Another update on this issue.
I have been working pretty relentlessly on this issue. On Friday I completed step #5 of my 7 step plan, which gives me great visibility into memory usage in our enterprise.
I noticed that despite all efforts, memory was still climbing. It was even climbing up on containers that are pretty much inactive at the moment (brand new customers)
Having this kind of information is a godsend, it allows one to test various theories.
I spent a bit of time thinking of the trend in the graph. It is constantly going up and totaly unrelated to traffic. This ruled out pg and redis as prime candidates (though clearly anything is possible). Which left me looking at other c extensions.
Previous profiling already excluded a managed leak, the number of objects in the Ruby heap was simply not growing. Number of large objects also not growing.
So I thought about message_bus and the way it relies on EventMachine for 30 second polling and other bits and pieces.
I remembered I upgraded EventMachine recently.
Funny thing is that commit was all about limiting memory growth.
Anyway, it appears there is a memory leak in the EventMachine gem, that was recently merged in by @tmm1.

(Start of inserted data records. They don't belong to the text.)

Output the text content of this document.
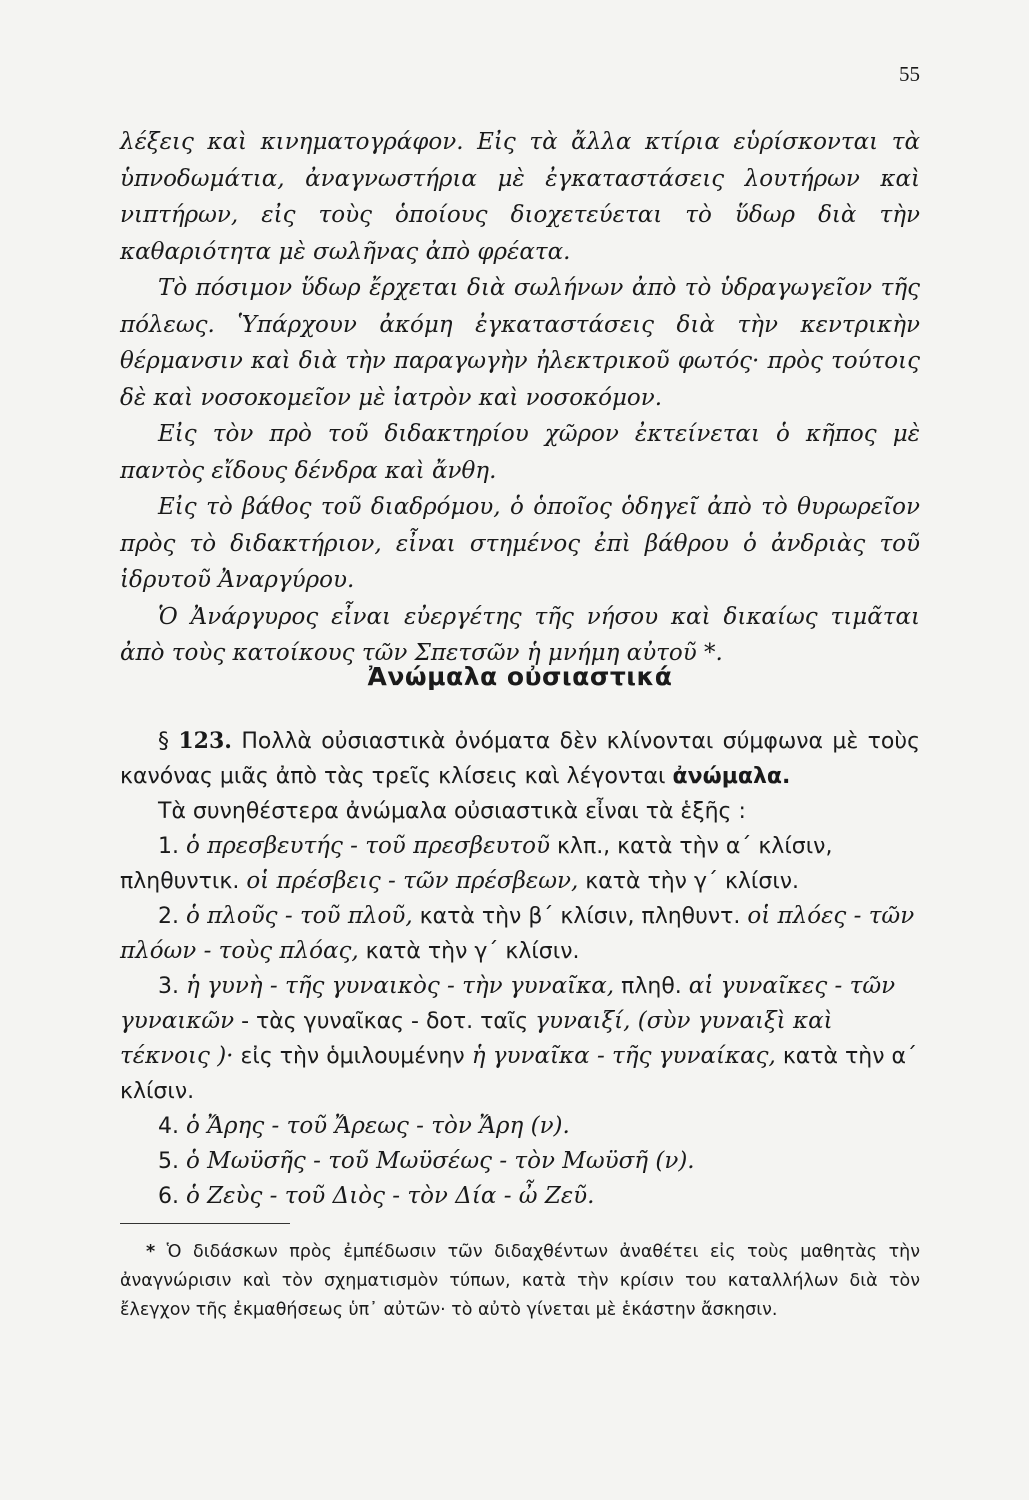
55

λέξεις καὶ κινηματογράφον. Εἰς τὰ ἄλλα κτίρια εὑρίσκονται τὰ ὑπνοδωμάτια, ἀναγνωστήρια μὲ ἐγκαταστάσεις λουτήρων καὶ νιπτήρων, εἰς τοὺς ὁποίους διοχετεύεται τὸ ὕδωρ διὰ τὴν καθαριότητα μὲ σωλῆνας ἀπὸ φρέατα.

Τὸ πόσιμον ὕδωρ ἔρχεται διὰ σωλήνων ἀπὸ τὸ ὑδραγωγεῖον τῆς πόλεως. Ὑπάρχουν ἀκόμη ἐγκαταστάσεις διὰ τὴν κεντρικὴν θέρμανσιν καὶ διὰ τὴν παραγωγὴν ἠλεκτρικοῦ φωτός· πρὸς τούτοις δὲ καὶ νοσοκομεῖον μὲ ἰατρὸν καὶ νοσοκόμον.

Εἰς τὸν πρὸ τοῦ διδακτηρίου χῶρον ἐκτείνεται ὁ κῆπος μὲ παντὸς εἴδους δένδρα καὶ ἄνθη.

Εἰς τὸ βάθος τοῦ διαδρόμου, ὁ ὁποῖος ὁδηγεῖ ἀπὸ τὸ θυρωρεῖον πρὸς τὸ διδακτήριον, εἶναι στημένος ἐπὶ βάθρου ὁ ἀνδριὰς τοῦ ἱδρυτοῦ Ἀναργύρου.

Ὁ Ἀνάργυρος εἶναι εὐεργέτης τῆς νήσου καὶ δικαίως τιμᾶται ἀπὸ τοὺς κατοίκους τῶν Σπετσῶν ἡ μνήμη αὐτοῦ *.

Ἀνώμαλα οὐσιαστικά

§ 123. Πολλὰ οὐσιαστικὰ ὀνόματα δὲν κλίνονται σύμφωνα μὲ τοὺς κανόνας μιᾶς ἀπὸ τὰς τρεῖς κλίσεις καὶ λέγονται ἀνώμαλα.

Τὰ συνηθέστερα ἀνώμαλα οὐσιαστικὰ εἶναι τὰ ἑξῆς :

1. ὁ πρεσβευτής - τοῦ πρεσβευτοῦ κλπ., κατὰ τὴν α΄ κλίσιν, πληθυντικ. οἱ πρέσβεις - τῶν πρέσβεων, κατὰ τὴν γ΄ κλίσιν.

2. ὁ πλοῦς - τοῦ πλοῦ, κατὰ τὴν β΄ κλίσιν, πληθυντ. οἱ πλόες - τῶν πλόων - τοὺς πλόας, κατὰ τὴν γ΄ κλίσιν.

3. ἡ γυνὴ - τῆς γυναικὸς - τὴν γυναῖκα, πληθ. αἱ γυναῖκες - τῶν γυναικῶν - τὰς γυναῖκας - δοτ. ταῖς γυναιξί, (σὺν γυναιξὶ καὶ τέκνοις )· εἰς τὴν ὁμιλουμένην ἡ γυναῖκα - τῆς γυναίκας, κατὰ τὴν α΄ κλίσιν.

4. ὁ Ἄρης - τοῦ Ἄρεως - τὸν Ἄρη (ν).

5. ὁ Μωϋσῆς - τοῦ Μωϋσέως - τὸν Μωϋσῆ (ν).

6. ὁ Ζεὺς - τοῦ Διὸς - τὸν Δία - ὦ Ζεῦ.

* Ὁ διδάσκων πρὸς ἐμπέδωσιν τῶν διδαχθέντων ἀναθέτει εἰς τοὺς μαθητὰς τὴν ἀναγνώρισιν καὶ τὸν σχηματισμὸν τύπων, κατὰ τὴν κρίσιν του καταλλήλων διὰ τὸν ἔλεγχον τῆς ἐκμαθήσεως ὑπ᾽ αὐτῶν· τὸ αὐτὸ γίνεται μὲ ἑκάστην ἄσκησιν.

So, I went back to that container set and upgraded one of the containers in the set to the latest version of EventMachine last night, just before I went to sleep.
In the morning I could see this picture:
So I am very cautiously optimistic here. I applied the fix to our code:
We are now deploying this to all our customers, then I will be watching memory for the next 24 hours.
If all looks good we will push a new beta tomorrow. If not, well, I will continue hunting this down.
EDIT a few hours later, this is looking like the real deal across our entire infrastructure.